Case report: Five and a half year old girl admitted with fever. There were multiple cafe au lait spots without axillary freckling, hepatosplenomegaly and cervical lymphadenopathy on physical examination. Family history elicited that her mother and father were first degree cousins and none of them but her little brother had multiple cafe au lait spots. Laboratory investigations revealed a low hemoglobin level (4.9g/dL), a low platelet count (13,000cells/mm3) and a normal leukocyte count (6610cells/mm3). A peripheral blood (PB) examination revealed the presence of leukemic blasts of uncertain origin (30%). A bone marrow (BM) smear showed complete infiltration of L1 blasts. Immunophenotyping was consistent with pre-B ALL. Karyotype of BM blasts could not be analysed because of insufficient number of metaphase cells. FISH analyses showed trisomy 8. Accompanied with ALL IC BFM 2009 chemotherapy protocol, diagnostic work up directed to cancer predisposition syndromes proceeded. Next-generation sequencing (NGS) revealed a mutation in one of the CMMRD genes. The mutation was biallelic in PMS2 gene and according to American College of Medical Genetics and Genomics 2015 guidelines, it was an “uncertain clinical significance” mutation. At the end of induction she was in remission and karyotype and FISH analyses of BM were both normal. The patient experienced hepatosplenic candidiasis and lobar pneumonia during chemotherapy but no dose reduction was made. Follow-up for CMMRD and maintenance treatment of ALL is going on.

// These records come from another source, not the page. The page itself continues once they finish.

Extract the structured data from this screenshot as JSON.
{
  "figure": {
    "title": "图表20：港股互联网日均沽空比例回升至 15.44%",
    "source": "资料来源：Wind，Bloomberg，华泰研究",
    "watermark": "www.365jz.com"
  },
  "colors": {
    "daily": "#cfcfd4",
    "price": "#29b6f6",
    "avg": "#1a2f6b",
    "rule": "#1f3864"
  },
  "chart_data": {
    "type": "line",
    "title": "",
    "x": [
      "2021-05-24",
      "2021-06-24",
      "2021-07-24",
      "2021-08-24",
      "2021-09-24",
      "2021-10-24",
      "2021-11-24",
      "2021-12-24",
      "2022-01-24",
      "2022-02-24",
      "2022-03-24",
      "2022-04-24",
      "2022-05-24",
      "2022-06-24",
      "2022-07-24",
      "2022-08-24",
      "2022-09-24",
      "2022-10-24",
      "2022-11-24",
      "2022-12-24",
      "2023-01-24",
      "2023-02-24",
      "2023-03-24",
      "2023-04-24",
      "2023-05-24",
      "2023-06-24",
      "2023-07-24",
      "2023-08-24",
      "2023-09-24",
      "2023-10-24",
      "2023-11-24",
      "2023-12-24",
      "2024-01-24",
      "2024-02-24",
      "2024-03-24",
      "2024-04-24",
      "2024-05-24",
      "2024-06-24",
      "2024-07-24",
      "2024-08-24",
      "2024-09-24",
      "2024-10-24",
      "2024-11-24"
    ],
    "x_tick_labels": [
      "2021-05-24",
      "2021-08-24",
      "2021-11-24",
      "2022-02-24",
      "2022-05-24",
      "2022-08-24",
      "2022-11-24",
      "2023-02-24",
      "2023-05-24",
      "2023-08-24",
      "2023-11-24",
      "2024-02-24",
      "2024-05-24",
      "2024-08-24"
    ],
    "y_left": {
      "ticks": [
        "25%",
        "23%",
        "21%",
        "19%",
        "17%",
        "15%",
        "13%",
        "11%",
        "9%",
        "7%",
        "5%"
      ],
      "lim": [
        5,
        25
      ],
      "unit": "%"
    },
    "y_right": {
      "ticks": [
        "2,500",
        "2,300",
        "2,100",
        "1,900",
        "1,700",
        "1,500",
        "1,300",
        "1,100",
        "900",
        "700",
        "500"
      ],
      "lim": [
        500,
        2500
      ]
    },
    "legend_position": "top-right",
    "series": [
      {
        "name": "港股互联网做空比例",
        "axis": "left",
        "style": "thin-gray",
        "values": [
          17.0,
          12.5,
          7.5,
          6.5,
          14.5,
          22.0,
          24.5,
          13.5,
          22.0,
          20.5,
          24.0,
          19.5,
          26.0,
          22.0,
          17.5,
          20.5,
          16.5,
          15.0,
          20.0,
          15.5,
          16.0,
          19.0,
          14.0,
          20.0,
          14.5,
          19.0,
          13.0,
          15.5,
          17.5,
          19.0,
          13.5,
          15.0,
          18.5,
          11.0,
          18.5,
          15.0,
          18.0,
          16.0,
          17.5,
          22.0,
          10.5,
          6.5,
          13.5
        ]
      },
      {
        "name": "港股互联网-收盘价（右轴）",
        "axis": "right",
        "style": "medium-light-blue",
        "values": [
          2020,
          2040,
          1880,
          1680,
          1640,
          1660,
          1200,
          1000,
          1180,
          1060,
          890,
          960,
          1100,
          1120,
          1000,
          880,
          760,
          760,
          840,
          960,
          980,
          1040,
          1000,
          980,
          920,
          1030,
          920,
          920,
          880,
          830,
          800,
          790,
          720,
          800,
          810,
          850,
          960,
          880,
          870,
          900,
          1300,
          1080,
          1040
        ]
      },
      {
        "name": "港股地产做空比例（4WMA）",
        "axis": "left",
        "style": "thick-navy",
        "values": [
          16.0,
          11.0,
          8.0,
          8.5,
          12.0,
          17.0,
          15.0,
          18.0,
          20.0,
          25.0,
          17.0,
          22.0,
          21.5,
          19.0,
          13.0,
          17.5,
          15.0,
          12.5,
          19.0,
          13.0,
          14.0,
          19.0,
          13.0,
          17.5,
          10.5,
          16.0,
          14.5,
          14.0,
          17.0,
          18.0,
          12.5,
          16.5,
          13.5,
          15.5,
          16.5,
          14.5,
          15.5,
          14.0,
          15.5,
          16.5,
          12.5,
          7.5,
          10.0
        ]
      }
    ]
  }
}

Methodology: We present a child with constitutional mismatch repair deficiency syndrome (CMMRD) related pre-B ALL.

Results: Although we do not know the exact karyotype of blasts in our case, at least they have trisomy 8. Trisomy of chromosome 8 is frequently reported in myeloid lineage disorders and also detected in lymphoid neoplasms as well as solid tumors, suggesting its role in neoplastic progression in general. Trisomy 8 is associated with poor prognosis in acute and chronic myeloid leukemias but prognostic significance of extra 8th chromosome in lymphoid malignancies is not reported widely. Trisomy 8 could represent an alternative mechanism for increasing c-myc gene dosage to achieve amplification of c-myc oncogene but mechanisms underlying the events need further study.

Conclusion: CMMRD syndrome is a rare disease and related malignancies need individualization of therapy and novel approaches to optimize care. The child presented herein is a unique case who has CMMRD syndrome phenotype with an “uncertain clinical significance” mutation in PMS2 gene and ALL with trisomy 8. To our knowledge, trisomy 8 has not been reported in ALL in the context of CMMRD syndrome.